Due to the absence of a high-quality reward model for PPO-based algorithms, we explore different direct alignment algorithms, such as DPO and its variants. We conducted extensive hyperparameter tuning and ablation studies to ensure the model performance on the development evaluations. All experiments were conducted with the training framework, Oat, which enables large-scale and flexible training. Below, we summarize our key findings:
- DPO achieves comparable performance to its length-normalized variants (e.g. Length-normalized DPO and SimPO) while demonstrating better training stability.
- Off-policy training serves as an effective initialization for on-policy training.
- On-policy training further improves the model performance across various benchmarks.
- The dataset processed using the language-consistency verifier provides a consistent performance gain.
Develop with Sailor2
The code of Sailor2 has been in the latest Hugging face transformers and we advise you to install transformers==4.46.3
.
from transformers import AutoModelForCausalLM, AutoTokenizer
device = "cuda" # the device to load the model
model = AutoModelForCausalLM.from_pretrained("sail/Sailor2-20B", device_map="auto")
tokenizer = AutoTokenizer.from_pretrained("sail/Sailor2-20B")
input_message = "Model bahasa adalah model probabilistik"
# The given Indonesian input translates to 'A language model is a probabilistic model of.'
model_inputs = tokenizer([input_message], return_tensors="pt").to(device)
generated_ids = model.generate(
model_inputs.input_ids,
max_new_tokens=64
)
generated_ids = [
output_ids[len(input_ids):] for input_ids, output_ids in zip(model_inputs.input_ids, generated_ids)
]
response = tokenizer.batch_decode(generated_ids, skip_special_tokens=True)[0]
print(response)
Limited Free API Service
We also offer a limited free API service for Sailor2-20B-Chat in collaboration with Float16.cloud. You can access the API using the following details:
curl -X POST "https://api.float16.cloud/v1/chat/completions" \
-H "Content-Type: application/json" \
-H "Authorization: Bearer sailor2" \
-d '{
"model": "sailor2-20b-chat",
"messages": [
{
"role": "system",
"content": "You are an AI assistant named Sailor2, created by Sea AI Lab. As an AI assistant, you can answer questions in English, Chinese, and Southeast Asian languages such as Burmese, Cebuano, Ilocano, Indonesian, Javanese, Khmer, Lao, Malay, Sundanese, Tagalog, Thai, Vietnamese, and Waray. Your responses should be friendly, unbiased, informative, detailed, and faithful."
},
{
"role": "user",
"content": "สวัสดี"
}
]
}'
Acknowledgement
This is a huge effort from the collaboration among the community, along with researchers from Sea AI Lab, SCB10X, WiseSight, HuggingFace, and the whole Sailor2 community.
Limitations and Next Steps
Currently, Sailor2 supports a context length of up to 4K tokens.

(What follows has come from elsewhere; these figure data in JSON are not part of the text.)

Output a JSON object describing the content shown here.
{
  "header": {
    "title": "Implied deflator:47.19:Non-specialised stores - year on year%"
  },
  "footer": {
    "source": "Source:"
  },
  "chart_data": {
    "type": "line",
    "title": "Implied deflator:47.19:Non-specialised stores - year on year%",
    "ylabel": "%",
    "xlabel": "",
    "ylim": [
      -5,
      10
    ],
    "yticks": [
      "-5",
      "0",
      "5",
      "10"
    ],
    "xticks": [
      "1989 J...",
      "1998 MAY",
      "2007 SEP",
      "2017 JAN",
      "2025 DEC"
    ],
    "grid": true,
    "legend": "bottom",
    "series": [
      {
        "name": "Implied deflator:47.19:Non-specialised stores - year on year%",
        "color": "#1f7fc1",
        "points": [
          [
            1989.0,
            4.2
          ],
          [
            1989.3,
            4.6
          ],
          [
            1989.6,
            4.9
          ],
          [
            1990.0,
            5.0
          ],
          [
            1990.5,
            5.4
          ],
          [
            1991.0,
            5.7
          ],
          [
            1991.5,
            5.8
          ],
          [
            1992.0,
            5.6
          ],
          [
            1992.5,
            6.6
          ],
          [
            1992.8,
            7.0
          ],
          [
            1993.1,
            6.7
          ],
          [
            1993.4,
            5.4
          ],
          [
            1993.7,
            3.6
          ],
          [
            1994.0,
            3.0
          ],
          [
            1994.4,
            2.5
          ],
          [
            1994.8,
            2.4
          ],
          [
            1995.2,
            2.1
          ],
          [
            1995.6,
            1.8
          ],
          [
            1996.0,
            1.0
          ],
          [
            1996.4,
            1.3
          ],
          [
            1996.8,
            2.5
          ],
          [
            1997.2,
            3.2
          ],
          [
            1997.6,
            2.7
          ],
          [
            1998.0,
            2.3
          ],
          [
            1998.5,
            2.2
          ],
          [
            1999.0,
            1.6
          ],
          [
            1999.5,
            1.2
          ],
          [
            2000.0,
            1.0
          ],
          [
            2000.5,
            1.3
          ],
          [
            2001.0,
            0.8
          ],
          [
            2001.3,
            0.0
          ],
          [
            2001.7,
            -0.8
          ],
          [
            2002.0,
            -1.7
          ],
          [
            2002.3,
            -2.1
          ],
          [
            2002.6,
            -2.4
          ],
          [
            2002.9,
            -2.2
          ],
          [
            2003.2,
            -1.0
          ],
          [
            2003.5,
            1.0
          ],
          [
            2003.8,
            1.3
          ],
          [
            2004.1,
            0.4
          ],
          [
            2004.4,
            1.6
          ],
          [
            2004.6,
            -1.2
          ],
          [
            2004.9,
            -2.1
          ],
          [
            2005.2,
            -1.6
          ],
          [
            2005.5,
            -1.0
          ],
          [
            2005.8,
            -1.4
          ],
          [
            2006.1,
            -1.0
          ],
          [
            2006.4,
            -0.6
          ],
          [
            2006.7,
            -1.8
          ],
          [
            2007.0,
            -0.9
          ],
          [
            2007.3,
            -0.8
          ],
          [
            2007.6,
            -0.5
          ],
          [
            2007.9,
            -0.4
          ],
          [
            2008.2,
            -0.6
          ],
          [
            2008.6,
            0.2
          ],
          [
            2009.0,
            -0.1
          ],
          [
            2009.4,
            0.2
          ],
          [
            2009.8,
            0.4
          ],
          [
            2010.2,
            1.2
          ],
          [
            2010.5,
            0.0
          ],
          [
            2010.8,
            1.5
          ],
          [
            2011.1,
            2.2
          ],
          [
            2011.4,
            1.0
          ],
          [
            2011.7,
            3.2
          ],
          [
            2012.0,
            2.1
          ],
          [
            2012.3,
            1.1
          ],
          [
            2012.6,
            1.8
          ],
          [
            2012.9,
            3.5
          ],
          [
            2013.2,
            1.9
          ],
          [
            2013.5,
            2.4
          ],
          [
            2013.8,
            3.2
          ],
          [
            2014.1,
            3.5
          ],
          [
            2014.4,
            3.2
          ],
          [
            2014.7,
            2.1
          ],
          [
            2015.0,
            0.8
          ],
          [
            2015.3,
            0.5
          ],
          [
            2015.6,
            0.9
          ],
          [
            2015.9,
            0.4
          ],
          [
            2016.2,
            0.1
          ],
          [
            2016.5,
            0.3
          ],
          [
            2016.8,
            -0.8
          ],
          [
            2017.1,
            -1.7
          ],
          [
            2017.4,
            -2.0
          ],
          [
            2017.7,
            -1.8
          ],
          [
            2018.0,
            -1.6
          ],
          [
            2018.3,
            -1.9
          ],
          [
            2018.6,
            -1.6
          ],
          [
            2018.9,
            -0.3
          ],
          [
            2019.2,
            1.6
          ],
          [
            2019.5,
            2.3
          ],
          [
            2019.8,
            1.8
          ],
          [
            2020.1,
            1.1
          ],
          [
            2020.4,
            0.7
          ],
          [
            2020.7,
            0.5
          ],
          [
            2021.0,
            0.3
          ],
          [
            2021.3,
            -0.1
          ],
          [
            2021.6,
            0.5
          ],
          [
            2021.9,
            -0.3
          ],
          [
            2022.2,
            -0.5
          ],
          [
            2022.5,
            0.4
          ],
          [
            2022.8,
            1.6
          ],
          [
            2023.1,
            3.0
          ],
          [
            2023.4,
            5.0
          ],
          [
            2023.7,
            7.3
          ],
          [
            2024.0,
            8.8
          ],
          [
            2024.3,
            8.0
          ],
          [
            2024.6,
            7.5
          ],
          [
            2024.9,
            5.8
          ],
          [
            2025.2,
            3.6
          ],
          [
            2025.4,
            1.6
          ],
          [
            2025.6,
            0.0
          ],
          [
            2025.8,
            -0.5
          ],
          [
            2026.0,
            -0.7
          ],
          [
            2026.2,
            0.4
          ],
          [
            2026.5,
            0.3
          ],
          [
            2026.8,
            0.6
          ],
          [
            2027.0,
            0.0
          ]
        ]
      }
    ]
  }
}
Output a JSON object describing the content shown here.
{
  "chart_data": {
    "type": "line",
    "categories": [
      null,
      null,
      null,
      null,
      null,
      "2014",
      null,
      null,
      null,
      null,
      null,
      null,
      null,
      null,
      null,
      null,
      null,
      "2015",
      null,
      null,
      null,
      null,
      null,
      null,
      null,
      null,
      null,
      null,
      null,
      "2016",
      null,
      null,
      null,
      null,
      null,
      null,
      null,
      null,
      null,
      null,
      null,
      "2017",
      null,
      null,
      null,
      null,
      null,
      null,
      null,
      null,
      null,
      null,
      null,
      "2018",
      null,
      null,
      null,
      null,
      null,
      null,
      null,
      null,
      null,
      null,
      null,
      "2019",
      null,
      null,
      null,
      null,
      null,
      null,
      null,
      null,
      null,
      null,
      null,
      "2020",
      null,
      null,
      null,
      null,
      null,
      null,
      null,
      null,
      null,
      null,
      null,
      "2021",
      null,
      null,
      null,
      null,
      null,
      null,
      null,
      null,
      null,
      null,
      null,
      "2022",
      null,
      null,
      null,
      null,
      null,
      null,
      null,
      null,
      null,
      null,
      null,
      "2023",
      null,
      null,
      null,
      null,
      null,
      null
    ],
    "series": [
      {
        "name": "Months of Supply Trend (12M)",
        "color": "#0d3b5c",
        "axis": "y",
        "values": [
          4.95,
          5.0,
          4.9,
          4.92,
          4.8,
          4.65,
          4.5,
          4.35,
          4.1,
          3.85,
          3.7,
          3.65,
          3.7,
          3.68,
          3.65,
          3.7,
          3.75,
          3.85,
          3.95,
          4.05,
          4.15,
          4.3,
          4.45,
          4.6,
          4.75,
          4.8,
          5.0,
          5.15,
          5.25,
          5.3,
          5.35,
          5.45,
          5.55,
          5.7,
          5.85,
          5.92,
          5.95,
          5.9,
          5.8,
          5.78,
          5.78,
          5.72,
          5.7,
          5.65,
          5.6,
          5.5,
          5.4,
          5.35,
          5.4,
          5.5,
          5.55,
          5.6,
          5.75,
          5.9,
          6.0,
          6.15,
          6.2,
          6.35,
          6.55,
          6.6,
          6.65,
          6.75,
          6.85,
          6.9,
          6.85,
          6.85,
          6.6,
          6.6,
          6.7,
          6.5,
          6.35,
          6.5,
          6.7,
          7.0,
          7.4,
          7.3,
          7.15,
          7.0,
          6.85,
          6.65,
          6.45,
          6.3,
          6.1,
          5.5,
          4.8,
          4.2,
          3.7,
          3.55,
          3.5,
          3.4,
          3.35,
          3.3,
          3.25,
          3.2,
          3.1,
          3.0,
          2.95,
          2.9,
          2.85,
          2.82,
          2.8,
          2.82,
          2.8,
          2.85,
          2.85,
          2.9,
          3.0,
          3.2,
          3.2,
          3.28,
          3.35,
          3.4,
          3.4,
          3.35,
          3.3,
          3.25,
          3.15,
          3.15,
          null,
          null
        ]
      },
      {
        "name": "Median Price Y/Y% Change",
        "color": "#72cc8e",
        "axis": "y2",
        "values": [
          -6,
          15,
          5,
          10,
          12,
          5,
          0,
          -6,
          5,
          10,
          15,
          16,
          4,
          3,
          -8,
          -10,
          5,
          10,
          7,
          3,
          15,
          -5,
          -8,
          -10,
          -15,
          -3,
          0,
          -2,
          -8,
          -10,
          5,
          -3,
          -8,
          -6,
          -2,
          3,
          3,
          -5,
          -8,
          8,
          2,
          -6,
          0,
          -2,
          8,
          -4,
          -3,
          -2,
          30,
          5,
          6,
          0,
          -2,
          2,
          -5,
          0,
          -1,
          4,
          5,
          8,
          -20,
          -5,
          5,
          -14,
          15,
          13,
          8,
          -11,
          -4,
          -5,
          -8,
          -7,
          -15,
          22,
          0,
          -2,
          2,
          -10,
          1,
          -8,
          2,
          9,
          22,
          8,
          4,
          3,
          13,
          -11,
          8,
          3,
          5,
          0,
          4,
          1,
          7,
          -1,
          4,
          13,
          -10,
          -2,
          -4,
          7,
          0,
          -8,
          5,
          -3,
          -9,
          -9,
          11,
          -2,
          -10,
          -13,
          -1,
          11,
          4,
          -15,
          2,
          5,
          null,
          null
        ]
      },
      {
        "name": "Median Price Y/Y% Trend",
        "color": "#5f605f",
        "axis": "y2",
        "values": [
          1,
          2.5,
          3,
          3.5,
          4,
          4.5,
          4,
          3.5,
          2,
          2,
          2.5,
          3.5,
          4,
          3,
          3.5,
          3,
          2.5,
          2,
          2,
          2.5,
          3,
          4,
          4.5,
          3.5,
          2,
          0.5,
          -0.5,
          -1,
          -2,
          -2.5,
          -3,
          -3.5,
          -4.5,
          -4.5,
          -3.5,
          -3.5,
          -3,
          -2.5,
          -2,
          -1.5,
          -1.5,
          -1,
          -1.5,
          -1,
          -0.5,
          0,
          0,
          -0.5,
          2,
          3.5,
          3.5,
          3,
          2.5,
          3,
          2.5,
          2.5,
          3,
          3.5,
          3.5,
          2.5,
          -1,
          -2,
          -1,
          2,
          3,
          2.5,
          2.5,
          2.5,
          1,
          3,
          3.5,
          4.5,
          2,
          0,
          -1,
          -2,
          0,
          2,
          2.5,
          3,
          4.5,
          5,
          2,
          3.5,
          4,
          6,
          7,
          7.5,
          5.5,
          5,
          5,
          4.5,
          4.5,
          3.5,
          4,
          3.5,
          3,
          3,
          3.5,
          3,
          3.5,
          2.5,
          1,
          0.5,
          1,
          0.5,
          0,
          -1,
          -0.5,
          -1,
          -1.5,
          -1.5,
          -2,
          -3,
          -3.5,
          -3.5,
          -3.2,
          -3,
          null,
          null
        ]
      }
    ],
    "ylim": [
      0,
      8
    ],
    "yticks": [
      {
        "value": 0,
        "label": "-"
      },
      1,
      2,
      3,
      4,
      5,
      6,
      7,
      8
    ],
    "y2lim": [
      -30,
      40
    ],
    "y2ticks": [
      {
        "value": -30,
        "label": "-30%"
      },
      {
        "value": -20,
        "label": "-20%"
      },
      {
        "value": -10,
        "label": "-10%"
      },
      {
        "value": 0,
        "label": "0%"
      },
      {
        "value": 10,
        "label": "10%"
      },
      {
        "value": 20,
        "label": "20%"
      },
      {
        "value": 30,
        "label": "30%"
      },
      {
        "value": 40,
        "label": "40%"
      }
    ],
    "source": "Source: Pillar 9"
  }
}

Extending support for longer context lengths, particularly for multilingual use cases, remains a challenge. We are actively working on improvements and plan to support longer contexts in the near future.
Additionally, due to the complexity of handling multiple languages simultaneously, Sailor2 may switch languages during responses, especially for smaller ones. We will investigate the problems further.